Borland C++ Builder 6
kaynak
Professional $1,090.00
Enterprise $2,490.00

yuh be kardeşim! ne paralar dönüyor olmalı!

düzeltme: düşündüm de bir yazılım geliştirici çalıştırıp ona aylık yaklaşık 1000$ veren firmalar için bu meblağlar çok değil. yine de masrafları en aza indirmek isteyen kişiler bedava geliştirme ortamları kullanmayı seçeceklerdir (eclipse, netbeans vb.)

amiral battı ve scrabble

hem açık kaynak kodlu hem de bedavaya oyunlar, java ile yapılmış, multiplayer destekleri mevcut:

scrabble

battleshipgame

26 Aralık 2005

mehmet nuri çankaya hakkında

verdiği seminerlerde büyük bir zevkle ve şevkle hızlı bir şekilde anlatmak istediklerini anlatan, yaptığı işi gerçekten sevdiği gözlerinden okunan adam. microsoft'un en iyi yaptığı şeyi yani "pazarlama"yı süper yapan; bundan dolayı da türkiye'de microsoft ile alakalı herşeyde eli bacağı olabilecek kişi. tam istenen tipte bir pazarlamacı, normal bir şeyi bile dinleyenlere mükemmelmiş gibi göstermeye gayret ediyor.

ruj

kadınların dudaklarına sürerek derilerini kimyasal madde manyağı yaptıkları, bir de temizleme mendili ile çıkarırken dudaklarına gerçek rengini kaybettirerek, kendilerini bu şeytan icadını almaya mahkum ederek kozmetik firmalarını zengin ettikleri kimyasal.

"bir insan neden doğal güzelliğini bir boya ile gölgelemek ister ki?" -wonder woman, justice league, 2000küsür
"senin için demesi kolay hıh" -wonder woman'a cevaben, kıskanç ruj deneyici kadın

prolog

rekürsif mantık en zor anlanabilen yazılım mantığı olduğu için tamamen bu mantığa dayalı bu prolog adlı şeyi kavramak bir çin işkencesidir. yıllarca iteratif algoritmalar gerçekleyen bir insan evladının bu zımbırtıyı anlaması doğal olarak kastırır.

bununla yazılmış şeyler "bir program yazıldığından çok okunur" gerçeğine ters tepki yapar.

bunu anlatırlarken ilk örnek hep anne baba çocuk örneğidir.yani o onun annesi ise su bunun babasıdır, diğeri onun kardeşi olur falan filan. ailevi ilişkileri temsil etmek için birebir olmalı bu hede.

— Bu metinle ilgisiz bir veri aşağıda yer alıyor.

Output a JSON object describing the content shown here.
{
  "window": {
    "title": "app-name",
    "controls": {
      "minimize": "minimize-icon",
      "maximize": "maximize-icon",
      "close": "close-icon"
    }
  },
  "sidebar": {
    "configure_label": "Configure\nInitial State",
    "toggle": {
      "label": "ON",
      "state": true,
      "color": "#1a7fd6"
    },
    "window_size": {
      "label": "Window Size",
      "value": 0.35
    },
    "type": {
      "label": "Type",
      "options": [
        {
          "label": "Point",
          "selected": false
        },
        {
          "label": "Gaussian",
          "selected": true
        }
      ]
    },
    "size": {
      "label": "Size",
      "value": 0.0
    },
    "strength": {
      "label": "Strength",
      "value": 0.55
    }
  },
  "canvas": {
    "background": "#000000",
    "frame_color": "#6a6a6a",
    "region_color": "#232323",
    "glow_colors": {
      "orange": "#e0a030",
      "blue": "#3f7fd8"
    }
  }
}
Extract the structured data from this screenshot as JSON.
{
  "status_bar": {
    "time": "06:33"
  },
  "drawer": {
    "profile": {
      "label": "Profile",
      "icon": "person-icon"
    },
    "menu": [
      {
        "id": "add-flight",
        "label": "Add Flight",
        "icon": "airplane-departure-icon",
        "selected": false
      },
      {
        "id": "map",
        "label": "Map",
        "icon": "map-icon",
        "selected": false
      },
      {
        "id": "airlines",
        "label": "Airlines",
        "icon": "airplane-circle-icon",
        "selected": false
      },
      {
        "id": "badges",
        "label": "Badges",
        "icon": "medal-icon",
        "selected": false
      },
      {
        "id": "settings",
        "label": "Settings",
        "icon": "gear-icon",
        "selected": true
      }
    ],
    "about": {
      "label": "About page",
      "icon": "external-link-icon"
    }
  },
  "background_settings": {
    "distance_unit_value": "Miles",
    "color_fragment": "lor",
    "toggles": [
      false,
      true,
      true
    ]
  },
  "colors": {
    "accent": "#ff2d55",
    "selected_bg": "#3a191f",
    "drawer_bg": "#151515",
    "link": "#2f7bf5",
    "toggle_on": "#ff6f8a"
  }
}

father(x,y) :- parent(x,y), male(x).
mother(x,y) :- parent(x,y), female(x).
parent(x,y) :- father(x,y).
parent(x,y) :- mother(x,y). *

gibi.

timer

saat dakika saniye göstermek isteyen kişilerce kullanılabilecek bir nesne. genelde milisaniye cinsinden bir interval alanı olur, buna 1000 yazarsanız enable özelliği true yapıldığından itibaren 1 saniyede bir methodunun içine yazdığınız şeyi yapar. bir tane kullanıp hesap kitap yapacağınıza saat dakika ve saniye için birer tane kullanın, hepsinin interval ını ne kadar zamanda bir yapması gerekiyorsa o kadar verin takılsınlar kafalarına göre. siz hesap kitap yapmayın mod kaç ise onun üzerinde 1er arttırma işlemi yapın. illa saat saniye dakika göstermek için kullanmanız gerekmez, belli süreler içerisinde bir şey yapmak isterseniz kullanabilirsiniz.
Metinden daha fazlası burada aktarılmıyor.